Creating new parts isn’t the only benefit of 3D printing. By leveraging this technology, savvy manufacturers can create added value for their customers. Things like realistic packaging mockups, customizable parts, and rapid prototypes all appeal to customers of all sizes.

Speaking of prototypes, 3D printers can be used by engineers to test ideas and improve processes overnight. Such innovations reduce costs, speed up production times, and can be a big differentiator for smaller operations.


Often associated with science fiction films or futuristic cartoons, robots have been an integral part of the manufacturing process for nearly 50 years. Using robots can help speed up processes and improve quality control, but a custom system can cost upwards of $150,000. This is a large upfront investment for some organizations.

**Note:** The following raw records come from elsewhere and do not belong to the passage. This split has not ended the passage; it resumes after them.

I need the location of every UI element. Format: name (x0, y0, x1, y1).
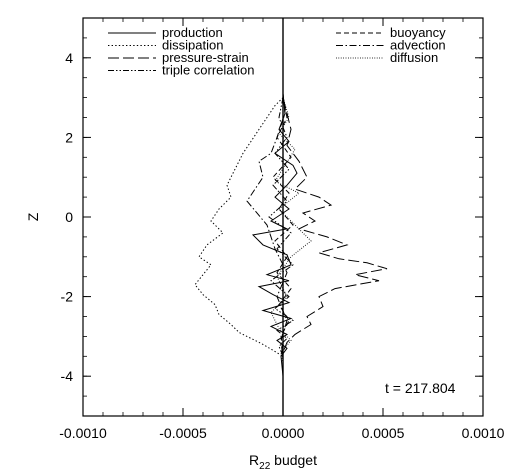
plot-lines (194, 93, 388, 377)
y-tick-label: -2 (61, 289, 74, 305)
y-axis-ticks: -4 -2 0 2 4 (61, 17, 483, 417)
series-line-triple-correlation (268, 97, 294, 357)
legend-label: dissipation (162, 38, 223, 53)
y-axis-label: Z (25, 212, 41, 221)
x-tick-label: 0.0010 (462, 425, 505, 441)
y-tick-label: 4 (65, 50, 73, 66)
series-line-dissipation (194, 97, 284, 357)
legend-label: pressure-strain (162, 50, 249, 65)
x-tick-label: -0.0005 (159, 425, 207, 441)
x-tick-label: 0.0000 (262, 425, 305, 441)
series-line-buoyancy (272, 97, 294, 353)
series-line-advection (246, 93, 288, 361)
time-annotation: t = 217.804 (385, 380, 456, 396)
y-tick-label: 2 (65, 129, 73, 145)
series-line-diffusion (270, 97, 312, 365)
y-tick-label: -4 (61, 368, 74, 384)
legend-label: diffusion (390, 50, 438, 65)
legend-label: advection (390, 38, 446, 53)
legend-label: production (162, 25, 223, 40)
series-line-pressure-strain (282, 97, 388, 353)
legend: productiondissipationpressure-straintrip… (108, 25, 446, 78)
x-axis-label: R22 budget (249, 452, 317, 472)
x-tick-label: -0.0010 (59, 425, 107, 441)
x-axis-ticks: -0.0010 -0.0005 0.0000 0.0005 0.0010 (59, 18, 505, 441)
x-tick-label: 0.0005 (362, 425, 405, 441)
series-line-production (251, 93, 298, 377)
y-tick-label: 0 (65, 209, 73, 225)
legend-label: triple correlation (162, 63, 255, 78)
legend-label: buoyancy (390, 25, 446, 40)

The good news is that robotics companies are innovating like no other industry, and robotics technology is available without the $100k plus price tag through rental or leasing programs.

Rental of robotics allows companies to produce more than usual and helped fill temporary labor shortages last year. Adopting a robot temporarily allows companies to try out innovative strategies without taking huge financial risks.

Operations Excellence software

As Arthur Conan Doyle’s Sherlock famously said, “It is a great mistake to theorize before you have the facts.” Effective innovation is based on good data and good analysis of this information.

We live in the information age and access to the numbers is available to any manufacturing company that wants it. Operations Excellence (OE) software can be easily implemented to provide key insights into the inner workings of a production line. An effective software solution reports output and efficiency updates, finds capacity gaps, identifies maintenance issues, and identifies network outages due to poor practices.

More data allows organizations to make informed decisions about which innovations are profitable and which don’t require the time required to research and implement them.

The great thing about innovation is that it builds on itself. Implementing one or more of these simple strategies can help small and medium-sized manufacturers identify solutions to problems they may not have realized existed. While simultaneously addressing inefficiencies through smart innovation, agile enterprises can carve out their disruptive niche.